「ハッピーエンドのシザーハンズ」フランケンウィニー 雨丘もびりさんの映画レビュー(感想・評価)
ハッピーエンドのシザーハンズ
父親にいやいや野球をやらされたのは、やっぱりバートン監督の実体験だそうですね。
【ハッピーエンドのシザーハンズ】
元となった30分短編映画も素晴らしいけど、このリメイクではさらに深くバートン監督テイストを味わえる。
もともとは、主人公の少年ヴィクターと遊んでいるさ中、庭を飛び出した愛犬スパーキーが車にひかれて・・・という始まりだったのに本作では違う。
父親から「家に籠って本ばかり読んでいるなんて不健康だ。男らしくない。少年野球チームに入団するなら、科学コンテストの参加費を出してやる」と言われ、仕方なく参加した試合の事故で、、、、という、バートンファンにはたまらない、とっても厭な経緯が盛り込まれている。
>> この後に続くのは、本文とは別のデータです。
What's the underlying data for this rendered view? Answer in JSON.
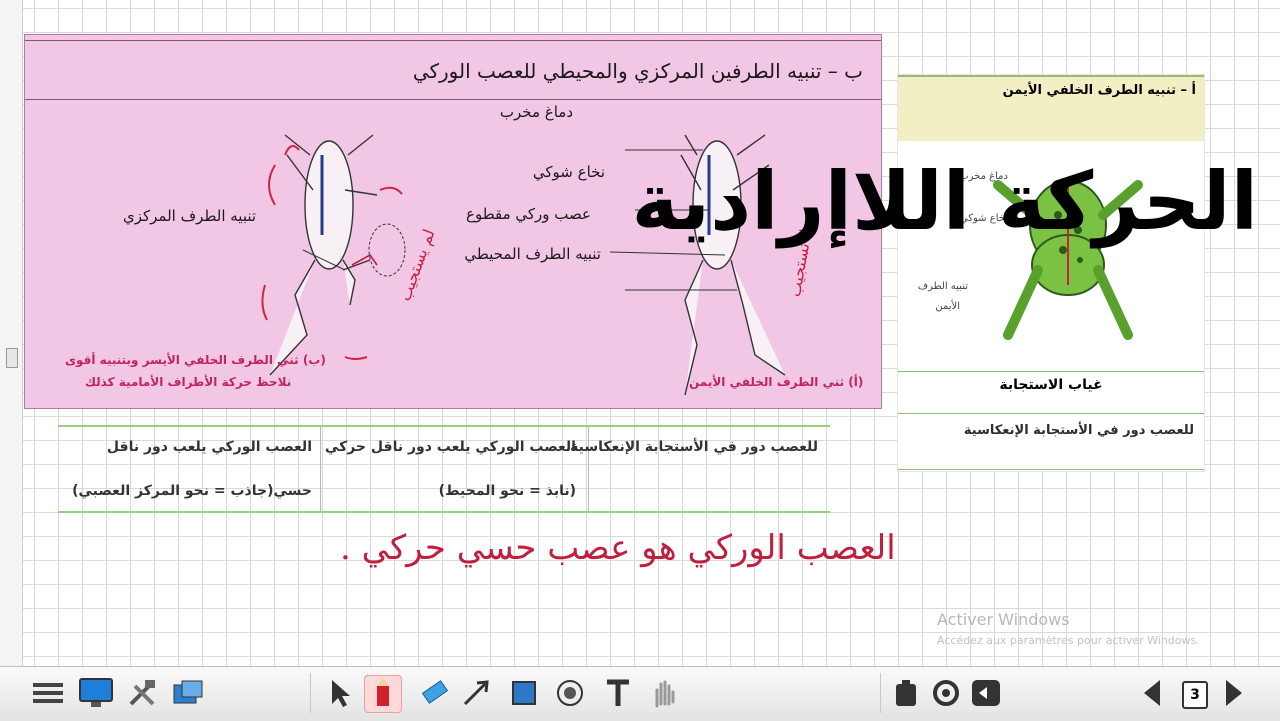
{
  "headline": "الحركة اللاإرادية",
  "panel_b": {
    "title": "ب – تنبيه الطرفين المركزي والمحيطي للعصب الوركي",
    "labels": {
      "brain": "دماغ مخرب",
      "spinal": "نخاع شوكي",
      "cut_nerve": "عصب وركي مقطوع",
      "peripheral": "تنبيه الطرف المحيطي",
      "central": "تنبيه الطرف المركزي"
    },
    "caption_left_1": "(ب) ثني الطرف الخلفي الأيسر وبتنبيه أقوى",
    "caption_left_2": "نلاحظ حركة الأطراف الأمامية كذلك",
    "caption_right": "(أ) ثني الطرف الخلفي الأيمن",
    "annotation_1": "لم يستجيب",
    "annotation_2": "لا تستجيب"
  },
  "panel_a": {
    "title": "أ – تنبيه الطرف الخلفي الأيمن",
    "brain_label": "دماغ مخرب",
    "spinal_label": "نخاع شوكي",
    "stim_label_1": "تنبيه الطرف",
    "stim_label_2": "الأيمن",
    "absence": "غياب الاستجابة",
    "role": "للعصب دور في الأستجابة الإنعكاسية"
  },
  "table": {
    "col3": "للعصب دور في الأستجابة الإنعكاسية",
    "col2_line1": "العصب الوركي يلعب دور ناقل حركي",
    "col2_line2": "(نابذ = نحو المحيط)",
    "col1_line1": "العصب الوركي يلعب دور ناقل",
    "col1_line2": "حسي(جاذب = نحو المركز العصبي)"
  },
  "handwriting": "العصب الوركي هو عصب حسي حركي .",
  "watermark": {
    "line1": "Activer Windows",
    "line2": "Accédez aux paramètres pour activer Windows."
  },
  "toolbar": {
    "page_number": "3",
    "accent": "#1e7fd8"
  }
}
この事件がヴィクターを深く傷つけ、死体の蘇生に駆り立てる。伏線として見事に機能していて素晴らしい。
(事故現場をまったく描かずに、そうと分からせるのはバートンの上品さ)
リメイクにのみ登場する、科学教師のジクルスキ先生も良い味を出していて好きだなー。
スパーキーの蘇生は成功したが、友達のどーでもいーペットの死体では失敗する。悩むヴィクターに「代入する変数を間違えたな」と科学的にアドバイスする先生がとても良い。
科学は常に中立で、行使する人間によって善行にも悪業にもなる。初期SF作品っぽい訓告が小気味良く挟まれる。
ジクルスキ先生は、科学者としての才能を振り回しすぎたせいで、町の無学な人々から疎まれ、ついには街から追い出される。
この構造、まったく『シザーハンズ』と同じね。
エドワード=シザーハンズは社会的に抹殺されたが、スパーキーは受け入れられ生き延びる。
それは、不気味な容姿を持ちながら、無学な大衆の哀れみを誘い、愛されるように立ち振る舞ったから。
「フフッ、巧くやりなよ~」というバートン監督のウィンクみたいな映画。
彼は彼なりに、やっぱり世渡り上手。